With our busy lifestyles and increased reliance on texting and social media, conversation is slowly becoming a thing of the past. “The more words the baby hears, the more the baby will speak, and probably sooner, as well,” says Dr. Goldbloom. No matter how busy the day, we need to make the time to read to our children – even our very youngest. So put down the cell phone, pick up Goodnight Moon, and get ready to help your baby be even more amazing.

How to grow a bookworm

Choose an appropriate book. Babies are attracted to black and white patterns, and bright colours. Pat-a-Cake, by Annie Kubler, Go, Baby, Go! by Marilyn Janovitz and Kisses, Kisses Baby-O! by Sheree Fitch are some of the books included in the Read to Me! book bag. These other recent releases are all destined to become baby classics.
Counting Kisses by Karen Katz
Kiss, Tickle, Cuddle, Hug by Susan Musgrave
It’s a Little Book by Lane Smith
We Belong Together by Joyce Wan
Who Loves You, Baby? by Nina Laden
Baby’s Lullaby by Jill Barber
Kitten’s Spring by Eugenie Fernandes

Choose books with small amounts of text on each page. Rhyming or sing-song text is ideal.

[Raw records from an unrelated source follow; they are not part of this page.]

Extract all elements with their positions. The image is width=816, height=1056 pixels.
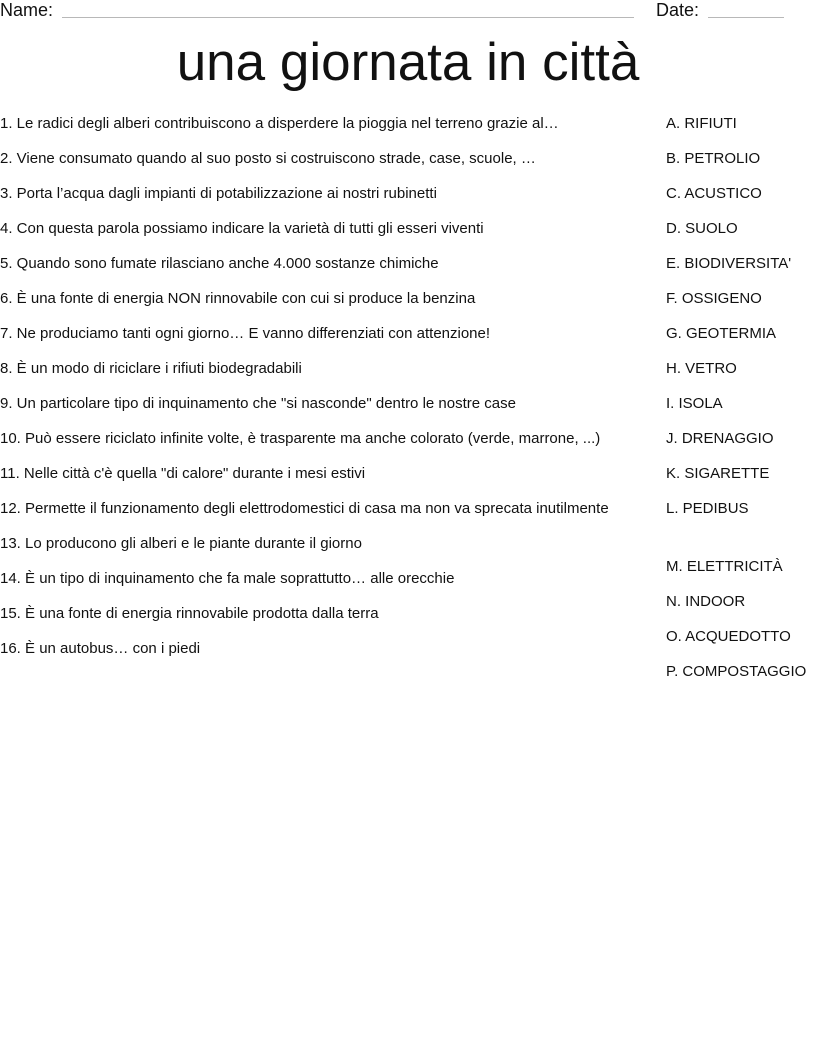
- clue-item: 1. Le radici degli alberi contribuiscono a disperdere la pioggia nel terreno grazie al…: [0, 115, 559, 132]
- answer-item: M. ELETTRICITÀ: [666, 558, 783, 575]
- clue-item: 2. Viene consumato quando al suo posto si costruiscono strade, case, scuole, …: [0, 150, 536, 167]
- answer-item: G. GEOTERMIA: [666, 325, 777, 342]
- answer-item: F. OSSIGENO: [666, 290, 762, 307]
- answer-item: E. BIODIVERSITA': [666, 255, 792, 272]
- clue-item: 14. È un tipo di inquinamento che fa male soprattutto… alle orecchie: [0, 570, 455, 587]
- answer-item: O. ACQUEDOTTO: [666, 628, 791, 645]
- clue-item: 13. Lo producono gli alberi e le piante durante il giorno: [0, 535, 362, 552]
- answer-item: B. PETROLIO: [666, 150, 761, 167]
- name-label: Name:: [0, 0, 54, 20]
- clue-item: 10. Può essere riciclato infinite volte, è trasparente ma anche colorato (verde, marrone, ...): [0, 430, 601, 447]
- answer-item: A. RIFIUTI: [666, 115, 737, 132]
- answer-item: C. ACUSTICO: [666, 185, 762, 202]
- clue-item: 9. Un particolare tipo di inquinamento che "si nasconde" dentro le nostre case: [0, 395, 516, 412]
- worksheet-title: una giornata in città: [176, 33, 640, 92]
- clue-item: 5. Quando sono fumate rilasciano anche 4.000 sostanze chimiche: [0, 255, 439, 272]
- answer-list: [666, 112, 816, 695]
- clue-item: 8. È un modo di riciclare i rifiuti biodegradabili: [0, 360, 302, 377]
- date-blank-line: [708, 17, 784, 18]
- clue-item: 15. È una fonte di energia rinnovabile prodotta dalla terra: [0, 605, 379, 622]
- clue-item: 7. Ne produciamo tanti ogni giorno… E vanno differenziati con attenzione!: [0, 325, 491, 342]
- answer-item: D. SUOLO: [666, 220, 738, 237]
- answer-item: L. PEDIBUS: [666, 500, 749, 517]
- clue-item: 16. È un autobus… con i piedi: [0, 640, 201, 657]
- clue-item: 12. Permette il funzionamento degli elettrodomestici di casa ma non va sprecata inutilmente: [0, 500, 609, 517]
- answer-item: P. COMPOSTAGGIO: [666, 663, 807, 680]
- date-label: Date:: [656, 0, 700, 20]
- clue-item: 3. Porta l’acqua dagli impianti di potabilizzazione ai nostri rubinetti: [0, 185, 437, 202]
- answer-item: H. VETRO: [666, 360, 737, 377]
- answer-item: N. INDOOR: [666, 593, 746, 610]
- name-blank-line: [62, 17, 634, 18]
- clue-item: 6. È una fonte di energia NON rinnovabile con cui si produce la benzina: [0, 290, 476, 307]
- answer-item: I. ISOLA: [666, 395, 723, 412]
- answer-item: J. DRENAGGIO: [666, 430, 774, 447]
- clue-item: 4. Con questa parola possiamo indicare la varietà di tutti gli esseri viventi: [0, 220, 484, 237]
- answer-item: K. SIGARETTE: [666, 465, 770, 482]
- clue-item: 11. Nelle città c'è quella "di calore" durante i mesi estivi: [0, 465, 366, 482]
- worksheet-header: [0, 0, 816, 24]
- clue-list: [0, 112, 650, 672]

Babies love faces! Choose books with photos of happy faces to accompany the story.

Read and talk to your baby every day to increase the number of words he hears and to develop his passive vocabulary.

Babies are musical. Singing engages them and exposes them to language.

Cuddle with your baby while you read. This will both encourage the parent-child bond and will encourage baby to associate reading with comfort.

Choose books with illustrations that have strong connections with the text. Babies will eventually learn to make the connections.

Start reading to your baby as early as you can. This will make reading a solid part of the daily routine.